Integrated testing on 3 node private test net
Ed will set up on the following AWS server
ssh -i "DapixWestPair2.pem" ubuntu@ec2-18-237-87-177.us-west-2.compute.amazonaws.com
Ed will complete the above testing and also will explore various mods to the timeout for secondary index queries on the API node.
results will be capture here as they occur.
environment setup and establishment of regression tests is ongoing.
tactics
I started by re-establishing tests to load the domains with “toooo many domains per fio address”.
I then removed the time constraint on get table rows in the chain plugin.
I then ran tests to see how this version performs.
1) first I loaded an account with 20k domains.
2) I made a script to get these domains on this account in the background with .1 seconds sleep between calls to get_fio_domains.
3) I loaded the chain, then kicked off the query while creating the 20k domains, this all ran as expected.
4) then I ran testnet smok test tests while querying get_fio_domains. these ran as expected
5) then I ran the multiple runs of the testnet smoke tests concurrently while running the query to get_fio_domains. these ran as expected.
6) then I ran two instances of the queries on get_fio_domains concurrently while running the smoke tests, these all ran as expected.
next steps:
ill take a step back and regroup and try to find a way to demonstrably crush this server…

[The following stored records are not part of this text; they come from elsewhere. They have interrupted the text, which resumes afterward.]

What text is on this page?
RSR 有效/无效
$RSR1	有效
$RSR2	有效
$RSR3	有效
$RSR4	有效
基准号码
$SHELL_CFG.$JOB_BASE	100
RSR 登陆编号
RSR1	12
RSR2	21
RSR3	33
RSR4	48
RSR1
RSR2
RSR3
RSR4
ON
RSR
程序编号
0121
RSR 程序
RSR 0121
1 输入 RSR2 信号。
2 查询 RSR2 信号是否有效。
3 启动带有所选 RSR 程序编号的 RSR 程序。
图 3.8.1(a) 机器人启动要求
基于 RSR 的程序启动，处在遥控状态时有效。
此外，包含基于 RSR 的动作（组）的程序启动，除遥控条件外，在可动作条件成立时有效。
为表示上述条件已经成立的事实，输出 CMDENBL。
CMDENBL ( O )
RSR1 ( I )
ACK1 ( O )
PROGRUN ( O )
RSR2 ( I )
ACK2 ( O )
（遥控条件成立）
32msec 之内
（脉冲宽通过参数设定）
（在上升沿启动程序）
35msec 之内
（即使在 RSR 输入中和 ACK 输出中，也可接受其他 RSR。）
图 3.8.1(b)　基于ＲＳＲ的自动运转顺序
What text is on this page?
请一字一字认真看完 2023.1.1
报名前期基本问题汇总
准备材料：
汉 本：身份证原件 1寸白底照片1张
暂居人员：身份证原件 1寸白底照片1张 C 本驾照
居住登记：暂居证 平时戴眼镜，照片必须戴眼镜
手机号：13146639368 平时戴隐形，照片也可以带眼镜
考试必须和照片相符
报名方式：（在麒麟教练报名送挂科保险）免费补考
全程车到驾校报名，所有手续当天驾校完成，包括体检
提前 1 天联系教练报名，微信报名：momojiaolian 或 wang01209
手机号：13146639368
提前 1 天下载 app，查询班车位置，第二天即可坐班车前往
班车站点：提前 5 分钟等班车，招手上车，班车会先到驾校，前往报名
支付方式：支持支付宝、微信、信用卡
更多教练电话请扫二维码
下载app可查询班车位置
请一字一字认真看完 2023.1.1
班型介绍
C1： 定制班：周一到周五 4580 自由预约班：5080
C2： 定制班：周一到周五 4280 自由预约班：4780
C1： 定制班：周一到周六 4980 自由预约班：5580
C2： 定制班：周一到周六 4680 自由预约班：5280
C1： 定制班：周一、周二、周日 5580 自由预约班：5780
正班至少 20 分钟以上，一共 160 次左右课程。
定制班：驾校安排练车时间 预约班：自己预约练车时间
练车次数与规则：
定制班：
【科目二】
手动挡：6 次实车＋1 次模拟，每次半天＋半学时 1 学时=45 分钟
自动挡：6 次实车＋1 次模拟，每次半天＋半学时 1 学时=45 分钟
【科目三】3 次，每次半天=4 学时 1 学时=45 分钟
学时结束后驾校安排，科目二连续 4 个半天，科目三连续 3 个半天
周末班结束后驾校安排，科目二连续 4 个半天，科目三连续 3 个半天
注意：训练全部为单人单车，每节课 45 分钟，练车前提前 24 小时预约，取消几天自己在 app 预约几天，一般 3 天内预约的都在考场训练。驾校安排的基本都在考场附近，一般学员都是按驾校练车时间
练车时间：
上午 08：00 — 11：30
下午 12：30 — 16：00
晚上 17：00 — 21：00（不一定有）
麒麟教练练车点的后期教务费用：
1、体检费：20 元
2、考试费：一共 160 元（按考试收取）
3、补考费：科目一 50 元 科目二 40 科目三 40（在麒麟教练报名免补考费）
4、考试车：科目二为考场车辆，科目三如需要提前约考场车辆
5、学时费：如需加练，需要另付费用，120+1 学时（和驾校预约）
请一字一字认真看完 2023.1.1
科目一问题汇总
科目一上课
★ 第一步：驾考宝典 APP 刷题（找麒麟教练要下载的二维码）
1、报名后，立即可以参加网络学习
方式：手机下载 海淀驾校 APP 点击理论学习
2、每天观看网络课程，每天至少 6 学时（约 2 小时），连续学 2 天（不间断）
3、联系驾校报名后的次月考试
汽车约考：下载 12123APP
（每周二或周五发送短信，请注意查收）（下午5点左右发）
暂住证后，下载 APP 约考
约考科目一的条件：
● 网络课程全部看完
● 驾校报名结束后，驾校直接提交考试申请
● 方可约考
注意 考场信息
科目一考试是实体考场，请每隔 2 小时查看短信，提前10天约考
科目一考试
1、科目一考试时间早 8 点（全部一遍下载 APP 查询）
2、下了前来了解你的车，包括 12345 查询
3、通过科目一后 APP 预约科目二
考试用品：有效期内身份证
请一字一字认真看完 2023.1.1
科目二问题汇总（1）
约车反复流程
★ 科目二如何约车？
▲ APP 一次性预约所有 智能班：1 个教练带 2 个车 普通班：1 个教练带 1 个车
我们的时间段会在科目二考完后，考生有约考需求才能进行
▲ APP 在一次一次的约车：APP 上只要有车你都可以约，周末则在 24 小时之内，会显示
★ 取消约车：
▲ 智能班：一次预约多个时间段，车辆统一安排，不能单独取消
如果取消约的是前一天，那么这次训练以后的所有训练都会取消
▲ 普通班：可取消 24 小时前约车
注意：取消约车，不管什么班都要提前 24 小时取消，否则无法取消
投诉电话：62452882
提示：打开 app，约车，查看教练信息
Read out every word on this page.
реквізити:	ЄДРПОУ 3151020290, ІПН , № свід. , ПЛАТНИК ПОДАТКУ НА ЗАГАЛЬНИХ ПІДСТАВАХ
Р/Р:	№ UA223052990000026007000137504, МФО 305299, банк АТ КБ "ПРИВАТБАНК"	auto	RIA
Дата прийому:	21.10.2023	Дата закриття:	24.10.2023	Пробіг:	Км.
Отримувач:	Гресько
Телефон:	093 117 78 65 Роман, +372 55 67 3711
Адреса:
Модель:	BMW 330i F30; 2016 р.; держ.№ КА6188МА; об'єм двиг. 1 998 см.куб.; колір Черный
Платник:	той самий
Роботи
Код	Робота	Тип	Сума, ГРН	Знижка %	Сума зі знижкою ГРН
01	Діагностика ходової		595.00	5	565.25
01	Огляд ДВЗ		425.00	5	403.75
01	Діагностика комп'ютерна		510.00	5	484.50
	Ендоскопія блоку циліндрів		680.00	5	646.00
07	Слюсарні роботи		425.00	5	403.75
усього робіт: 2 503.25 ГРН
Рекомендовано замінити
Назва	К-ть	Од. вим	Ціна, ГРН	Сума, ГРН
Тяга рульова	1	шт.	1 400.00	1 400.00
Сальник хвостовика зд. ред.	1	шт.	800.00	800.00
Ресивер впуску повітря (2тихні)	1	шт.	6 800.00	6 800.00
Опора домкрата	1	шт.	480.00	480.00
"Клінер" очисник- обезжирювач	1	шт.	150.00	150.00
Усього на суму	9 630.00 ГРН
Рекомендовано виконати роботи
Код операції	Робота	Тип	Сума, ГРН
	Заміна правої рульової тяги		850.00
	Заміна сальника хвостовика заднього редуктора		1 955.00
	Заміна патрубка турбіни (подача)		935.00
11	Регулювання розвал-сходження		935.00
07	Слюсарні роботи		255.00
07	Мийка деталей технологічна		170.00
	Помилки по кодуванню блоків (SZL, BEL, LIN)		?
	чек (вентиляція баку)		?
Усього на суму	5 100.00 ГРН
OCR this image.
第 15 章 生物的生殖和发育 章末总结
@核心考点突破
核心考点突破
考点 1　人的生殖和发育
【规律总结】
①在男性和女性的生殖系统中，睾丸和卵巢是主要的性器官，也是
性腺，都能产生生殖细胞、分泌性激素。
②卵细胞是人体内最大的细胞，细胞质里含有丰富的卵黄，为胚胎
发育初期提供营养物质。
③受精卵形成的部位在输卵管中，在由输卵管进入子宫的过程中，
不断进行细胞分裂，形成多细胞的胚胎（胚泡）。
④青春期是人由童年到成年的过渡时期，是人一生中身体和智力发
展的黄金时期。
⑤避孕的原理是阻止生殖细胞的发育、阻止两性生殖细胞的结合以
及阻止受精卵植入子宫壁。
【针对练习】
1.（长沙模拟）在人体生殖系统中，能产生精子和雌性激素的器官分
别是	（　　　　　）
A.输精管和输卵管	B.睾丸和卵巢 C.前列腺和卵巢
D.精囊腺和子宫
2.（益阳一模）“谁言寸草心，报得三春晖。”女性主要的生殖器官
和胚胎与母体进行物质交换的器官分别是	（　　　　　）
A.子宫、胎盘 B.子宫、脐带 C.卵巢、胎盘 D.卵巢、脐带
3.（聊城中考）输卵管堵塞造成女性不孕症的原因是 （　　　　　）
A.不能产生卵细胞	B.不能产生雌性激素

I met with Eric and we agreed to do this same kind of test but increase the number of domains on the account to become 100k
im setting up to run these tests next
testing round 2
I increased the number of domains on an account to 104k.
the pub key for this account is FIO6jPe1dqPzyT15HuvBe8kpGdNA471tR6B2UixFLbR4sACQAc2tK
I then repeated my testing….my dev box became very sluggish, I think due to the amount of text being managed by terminal windows from the LARGE results from get_fio_domains..
from what I observed it seems that the node was still responsive…
I would like to have Eric run the smoke tests while I run the get_fio_domains, and see if this is responsive for Eric running the tests…
once we do this test we will regroup and meet up to discuss.
communications to the community
The FIO core team is looking into the feasibility of removing the processing time limit on state getters in the chain_plugin (in the present version used by FIO the time limit for a getter is set to 100ms in the chain plugin).
for background, please refer to EOSIO issue Non-deterministic output from get table with large limits · Issue #3965 · EOSIO/eos
One question the FIO Core team would like to answer is this, what is the intended purpose of the time limit called WALKVALUE
within the chain plugin for get_table_rows_ex
, and get_table_rows_by_seckey
. This value is defined in the chain_plugin.hpp
Can this timeout be removed, or made to be configurable by an API node hosted in the FIO protocol. If so it could provide tunable and more consistent getter performance on API nodes when there are many 10s of thousands of rows per secondary key within a state table.
The next step for this will be to make changes that make the timeout configurable on the API node…this will be done under another story.